In six years, University of Tasmania vice-chancellor Rufus Black wants to eliminate all barriers to higher education for Tasmanians.
The goal was established as part of UTAS' recent strategic plan, published by Professor Black, as a blueprint for the future.
As a state with many low socioeconomic areas and remote communities, Professor Black said removing barriers would help UTAS become truly a university for Tasmania.
"There are a whole range of things that are barriers so we systematically want to go after those," he said.
One of the major barriers for access to higher education in Tasmania is finance, and UTAS had already taken steps to tackle it.
Two years ago it established the University College, which provides applied learning in several vocational education industries, and offers an alternative pathway to university for those who may not meet entry requirements.
The University Colleges offers low-ATAR entry on a number of its courses, along with bridging courses such as the University Preparation Program (UPP) to help people take that step to tertiary education, through course credits.
"We are evolving our model of how we assess financial need," Professor Black said.
"We also know that we need to have more local delivery, that is why we are getting the core models into more regional settings."
The University College's applied health course is now delivered on the North-West Coast, in Burnie.
Also, UTAS has spent the past nine months investigating its future expansion on the West Coast as part of a trial.
Programs that could be rolled out to the region include Children's University, an alumni strategy and short courses.

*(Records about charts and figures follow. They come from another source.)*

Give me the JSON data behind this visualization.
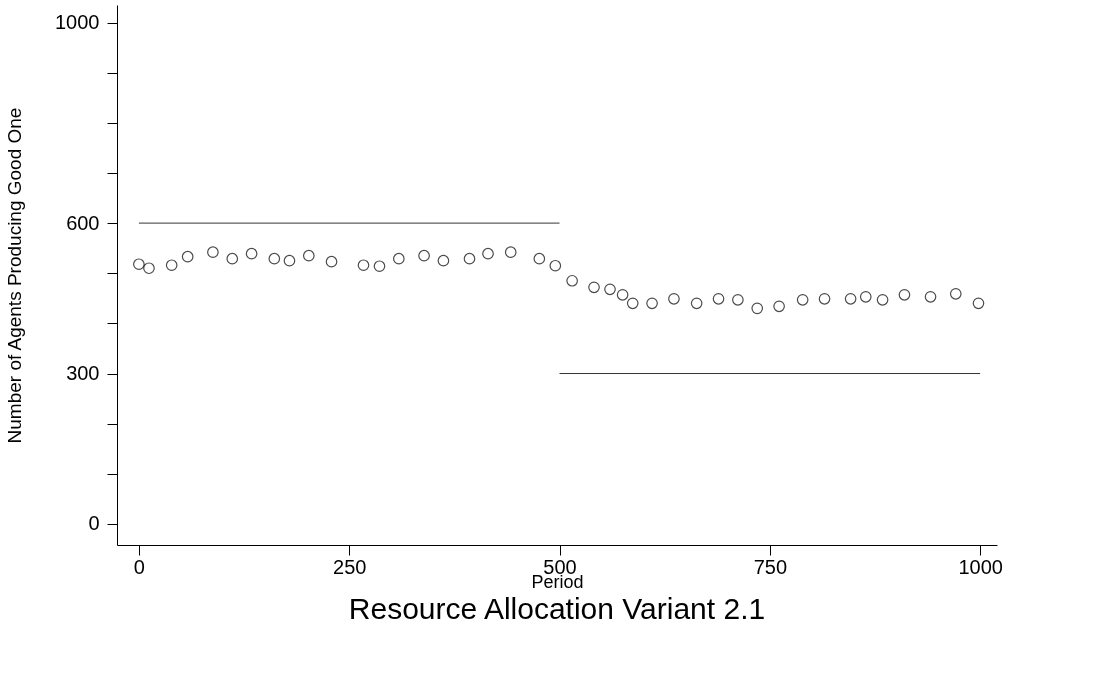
{
  "chart_data": {
    "type": "scatter",
    "title": "Resource Allocation Variant 2.1",
    "xlabel": "Period",
    "ylabel": "Number of Agents Producing Good One",
    "xlim": [
      -26,
      1020
    ],
    "ylim": [
      -42,
      1035
    ],
    "xticks": [
      0,
      250,
      500,
      750,
      1000
    ],
    "yticks": [
      0,
      {
        "value": 100,
        "label": null
      },
      {
        "value": 200,
        "label": null
      },
      300,
      {
        "value": 400,
        "label": null
      },
      {
        "value": 500,
        "label": null
      },
      600,
      {
        "value": 700,
        "label": null
      },
      {
        "value": 800,
        "label": null
      },
      {
        "value": 900,
        "label": null
      },
      1000
    ],
    "grid": false,
    "series": [
      {
        "color": "#000000",
        "marker": "circle",
        "x": [
          0,
          12,
          39,
          58,
          88,
          111,
          134,
          161,
          179,
          202,
          229,
          267,
          286,
          309,
          339,
          362,
          393,
          415,
          442,
          476,
          495,
          515,
          541,
          560,
          575,
          587,
          610,
          636,
          663,
          689,
          712,
          735,
          761,
          789,
          815,
          846,
          864,
          884,
          910,
          941,
          971,
          998
        ],
        "values": [
          518,
          510,
          516,
          533,
          542,
          529,
          539,
          529,
          525,
          535,
          523,
          516,
          514,
          529,
          535,
          525,
          529,
          539,
          542,
          529,
          515,
          485,
          472,
          468,
          457,
          440,
          440,
          449,
          440,
          449,
          447,
          430,
          434,
          447,
          449,
          449,
          453,
          447,
          457,
          453,
          459,
          440
        ]
      },
      {
        "type": "line",
        "marker": "none",
        "color": "#000000",
        "x": [
          0,
          500
        ],
        "values": [
          600,
          600
        ]
      },
      {
        "type": "line",
        "marker": "none",
        "color": "#000000",
        "x": [
          500,
          1000
        ],
        "values": [
          300,
          300
        ]
      }
    ]
  }
}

Professor Black said a good example of how they were tailoring courses to suit demand was the accelerated Bachelor of Business, run from Enterprize in Launceston.
"It's one of those things that we cater for locally, and it's working, in part because people want and need to get into the workforce sooner," he said.
"We need to deliver more flexibly - how do we get a better blend, because people have job or family commitments."
The University of Tasmania strategic plan was released last month and aims to provide a blueprint for the future of the university across Tasmania.